Someone is coming. It isn’t Simon. The footsteps are clipped, like hooves, but slow. She doesn’t like the sound of them. They stride. They wander. They pause until she thinks it might be safe to move, and then come closer the instant she steps out of the shadows. She freezes. There is a figure at the end of the corridor. If she takes another step he’ll see her. She is trying to breathe silently but it’s getting harder and harder; fear is rising like water, up to her shoulders, her chin, her nose. How has she let herself get cornered like this? She could run. Is it better to run or to stay still? A rat would know, but she doesn’t. When did this hesitant human voice take over, instead of her clever unthinking instincts?

She crouches, hunkering down like a gargoyle.

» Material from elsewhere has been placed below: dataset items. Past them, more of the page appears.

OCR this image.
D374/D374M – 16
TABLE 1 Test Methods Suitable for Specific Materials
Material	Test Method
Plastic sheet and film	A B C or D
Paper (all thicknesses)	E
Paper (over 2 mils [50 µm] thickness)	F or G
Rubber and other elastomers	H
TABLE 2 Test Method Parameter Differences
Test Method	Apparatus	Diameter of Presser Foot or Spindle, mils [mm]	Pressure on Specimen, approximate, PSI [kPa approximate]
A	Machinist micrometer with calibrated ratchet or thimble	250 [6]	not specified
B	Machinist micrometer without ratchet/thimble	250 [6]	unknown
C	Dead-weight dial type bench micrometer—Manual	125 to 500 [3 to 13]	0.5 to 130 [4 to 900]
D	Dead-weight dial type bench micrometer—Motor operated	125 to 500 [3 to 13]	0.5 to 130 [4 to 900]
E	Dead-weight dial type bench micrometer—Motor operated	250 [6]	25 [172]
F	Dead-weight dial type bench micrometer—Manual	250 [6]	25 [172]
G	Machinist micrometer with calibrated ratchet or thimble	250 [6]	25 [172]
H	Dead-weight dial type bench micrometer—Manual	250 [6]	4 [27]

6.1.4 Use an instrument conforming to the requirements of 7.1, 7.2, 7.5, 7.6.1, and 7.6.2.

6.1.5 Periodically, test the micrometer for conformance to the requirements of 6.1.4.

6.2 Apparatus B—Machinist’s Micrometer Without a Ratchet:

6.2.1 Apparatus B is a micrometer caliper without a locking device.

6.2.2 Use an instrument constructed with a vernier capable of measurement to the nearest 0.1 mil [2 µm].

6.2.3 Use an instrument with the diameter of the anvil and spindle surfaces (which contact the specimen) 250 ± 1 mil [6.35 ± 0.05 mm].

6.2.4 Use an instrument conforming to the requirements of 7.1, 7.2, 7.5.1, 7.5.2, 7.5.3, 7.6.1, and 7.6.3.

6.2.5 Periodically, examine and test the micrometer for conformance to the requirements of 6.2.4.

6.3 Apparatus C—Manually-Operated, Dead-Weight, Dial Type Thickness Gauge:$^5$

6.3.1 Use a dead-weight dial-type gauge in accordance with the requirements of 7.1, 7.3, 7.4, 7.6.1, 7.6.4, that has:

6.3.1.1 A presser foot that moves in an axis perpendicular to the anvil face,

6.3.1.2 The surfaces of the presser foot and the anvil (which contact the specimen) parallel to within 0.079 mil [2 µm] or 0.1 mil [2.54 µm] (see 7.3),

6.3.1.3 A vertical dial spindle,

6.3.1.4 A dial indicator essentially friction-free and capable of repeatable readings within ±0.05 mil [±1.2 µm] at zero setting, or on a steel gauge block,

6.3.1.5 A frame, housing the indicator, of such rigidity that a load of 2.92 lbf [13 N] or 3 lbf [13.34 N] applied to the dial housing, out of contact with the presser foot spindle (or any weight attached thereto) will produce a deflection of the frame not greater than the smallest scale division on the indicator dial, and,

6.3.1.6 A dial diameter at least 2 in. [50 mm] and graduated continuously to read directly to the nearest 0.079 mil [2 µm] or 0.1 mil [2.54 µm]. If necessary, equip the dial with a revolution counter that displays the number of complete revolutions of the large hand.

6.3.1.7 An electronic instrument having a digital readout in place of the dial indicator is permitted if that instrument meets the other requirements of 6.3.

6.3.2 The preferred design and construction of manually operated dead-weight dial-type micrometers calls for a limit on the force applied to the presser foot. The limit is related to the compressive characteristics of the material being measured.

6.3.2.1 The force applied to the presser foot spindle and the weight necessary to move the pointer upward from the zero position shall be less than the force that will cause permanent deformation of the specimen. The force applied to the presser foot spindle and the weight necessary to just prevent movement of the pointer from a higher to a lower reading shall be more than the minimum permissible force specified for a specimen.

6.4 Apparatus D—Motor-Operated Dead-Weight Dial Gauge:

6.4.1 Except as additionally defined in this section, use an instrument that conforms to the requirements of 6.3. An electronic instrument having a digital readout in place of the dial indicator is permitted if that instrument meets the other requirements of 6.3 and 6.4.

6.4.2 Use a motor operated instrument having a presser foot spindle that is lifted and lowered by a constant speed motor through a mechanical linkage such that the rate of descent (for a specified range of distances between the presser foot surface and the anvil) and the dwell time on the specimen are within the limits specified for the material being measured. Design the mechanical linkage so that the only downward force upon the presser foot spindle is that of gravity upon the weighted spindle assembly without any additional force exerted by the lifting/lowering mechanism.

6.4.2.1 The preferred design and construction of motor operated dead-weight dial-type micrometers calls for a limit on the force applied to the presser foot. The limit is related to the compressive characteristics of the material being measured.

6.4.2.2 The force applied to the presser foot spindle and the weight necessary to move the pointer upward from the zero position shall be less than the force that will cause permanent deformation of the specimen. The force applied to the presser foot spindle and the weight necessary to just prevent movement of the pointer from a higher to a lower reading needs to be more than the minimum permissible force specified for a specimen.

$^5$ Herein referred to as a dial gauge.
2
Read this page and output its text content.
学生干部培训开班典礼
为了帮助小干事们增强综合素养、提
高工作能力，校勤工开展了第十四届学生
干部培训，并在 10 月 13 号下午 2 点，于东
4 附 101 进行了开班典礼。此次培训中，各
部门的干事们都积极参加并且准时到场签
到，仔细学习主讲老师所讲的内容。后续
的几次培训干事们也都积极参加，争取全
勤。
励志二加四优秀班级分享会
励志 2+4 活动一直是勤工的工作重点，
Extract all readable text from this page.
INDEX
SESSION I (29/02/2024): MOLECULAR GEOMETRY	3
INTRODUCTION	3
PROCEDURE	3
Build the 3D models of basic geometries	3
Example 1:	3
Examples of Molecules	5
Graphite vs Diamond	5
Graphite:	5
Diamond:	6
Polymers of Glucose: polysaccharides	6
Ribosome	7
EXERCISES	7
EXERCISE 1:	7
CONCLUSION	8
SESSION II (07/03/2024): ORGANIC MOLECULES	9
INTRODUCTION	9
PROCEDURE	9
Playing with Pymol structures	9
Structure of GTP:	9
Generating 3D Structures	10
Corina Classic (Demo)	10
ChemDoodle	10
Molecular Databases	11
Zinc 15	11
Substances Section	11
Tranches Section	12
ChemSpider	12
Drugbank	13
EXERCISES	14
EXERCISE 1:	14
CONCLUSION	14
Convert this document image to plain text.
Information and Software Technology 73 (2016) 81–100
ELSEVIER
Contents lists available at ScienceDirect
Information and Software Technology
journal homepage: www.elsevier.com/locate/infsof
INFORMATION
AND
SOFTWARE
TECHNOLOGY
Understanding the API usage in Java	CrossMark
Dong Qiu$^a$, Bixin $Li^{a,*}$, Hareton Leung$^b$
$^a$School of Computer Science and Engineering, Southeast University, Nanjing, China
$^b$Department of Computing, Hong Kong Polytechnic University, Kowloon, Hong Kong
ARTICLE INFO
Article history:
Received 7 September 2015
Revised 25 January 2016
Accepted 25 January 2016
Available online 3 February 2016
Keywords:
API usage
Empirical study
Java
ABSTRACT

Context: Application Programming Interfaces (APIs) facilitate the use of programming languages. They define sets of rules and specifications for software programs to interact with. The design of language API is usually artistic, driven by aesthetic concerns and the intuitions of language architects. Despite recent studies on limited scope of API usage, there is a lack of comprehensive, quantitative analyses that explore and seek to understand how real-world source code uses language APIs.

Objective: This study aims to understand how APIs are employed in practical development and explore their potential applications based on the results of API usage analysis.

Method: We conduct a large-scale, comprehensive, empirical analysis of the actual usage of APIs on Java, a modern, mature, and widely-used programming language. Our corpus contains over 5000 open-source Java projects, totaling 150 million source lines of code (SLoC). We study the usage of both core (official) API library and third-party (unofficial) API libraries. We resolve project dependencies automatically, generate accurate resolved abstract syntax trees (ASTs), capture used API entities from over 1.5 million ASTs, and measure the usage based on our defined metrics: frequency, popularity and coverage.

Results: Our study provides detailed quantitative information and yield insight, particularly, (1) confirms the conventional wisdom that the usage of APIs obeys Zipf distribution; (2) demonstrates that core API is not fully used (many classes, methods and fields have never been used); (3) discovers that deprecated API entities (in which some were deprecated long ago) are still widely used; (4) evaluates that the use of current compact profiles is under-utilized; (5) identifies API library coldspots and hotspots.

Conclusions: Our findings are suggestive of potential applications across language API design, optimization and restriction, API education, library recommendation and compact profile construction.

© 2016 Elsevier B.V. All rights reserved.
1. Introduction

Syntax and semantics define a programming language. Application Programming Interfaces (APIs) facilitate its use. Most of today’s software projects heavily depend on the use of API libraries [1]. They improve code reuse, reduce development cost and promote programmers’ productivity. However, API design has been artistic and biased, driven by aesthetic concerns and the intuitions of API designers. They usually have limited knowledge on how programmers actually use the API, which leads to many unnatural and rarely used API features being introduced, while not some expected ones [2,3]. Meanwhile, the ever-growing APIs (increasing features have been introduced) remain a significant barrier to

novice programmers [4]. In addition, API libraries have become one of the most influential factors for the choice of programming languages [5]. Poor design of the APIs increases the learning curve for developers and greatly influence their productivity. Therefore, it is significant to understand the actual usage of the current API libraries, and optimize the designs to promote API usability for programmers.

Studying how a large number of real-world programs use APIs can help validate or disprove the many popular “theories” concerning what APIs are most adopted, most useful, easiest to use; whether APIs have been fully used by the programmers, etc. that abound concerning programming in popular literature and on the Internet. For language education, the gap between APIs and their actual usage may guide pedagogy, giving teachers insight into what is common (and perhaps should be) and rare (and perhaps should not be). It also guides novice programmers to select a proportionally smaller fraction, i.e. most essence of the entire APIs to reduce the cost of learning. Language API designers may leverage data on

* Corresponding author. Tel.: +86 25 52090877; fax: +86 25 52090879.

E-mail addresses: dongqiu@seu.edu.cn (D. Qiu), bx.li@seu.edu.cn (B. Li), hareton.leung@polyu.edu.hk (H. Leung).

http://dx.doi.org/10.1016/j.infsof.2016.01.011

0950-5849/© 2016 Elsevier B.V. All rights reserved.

She doesn’t know why, except that perhaps this way she’ll be out of his eyeline. In the shadows. Or maybe it’s because her knees have gone soft, like rotten fruit. There is something about the sound of him, the smell … A faint bitterness on the air. Smoke. Something else. The hairs on her skin stand up.

He walks past her. He doesn’t seem to see her, but there is something slippery about him, something that makes her unwilling to trust her senses. There is a narrow window at the far end of the corridor, beyond the stairs, and he stands by it. Now – in the thin strip of moonlight – she can see him better. He is overfed, but still nimble. He has thick curling hair, slicked to his head, and a line of shadow along his top lip. He slides a hand into his jacket and brings out something shiny and flat. It opens like a shell and inside there are dark-and-gold cylinders; it’s only when he puts one between his lips and produces a flame that she realises it’s a cigarette. She has seen those before, although she doesn’t understand what they’re for. Is it some kind of medicine? He inhales and exhales. The smoke billows across the edge of moonlight, white and dark.

The exhalation goes on and on. As if his lungs contain enough smoke to fill every passage and room and crevice. Whenever she breathes, he’ll be there.

His face. Tightness in his mouth, narrow eyes. It creates a space around him, as if even the air doesn’t want to get too close. She trembles, unable to run. Predator. Predator who would break your neck and leave your corpse where it is, without eating. He looks round at the blank walls, and through some sickening magic she sees what he sees: termite mound, wasp-ball, rat’s nest. Kick it apart and stand back.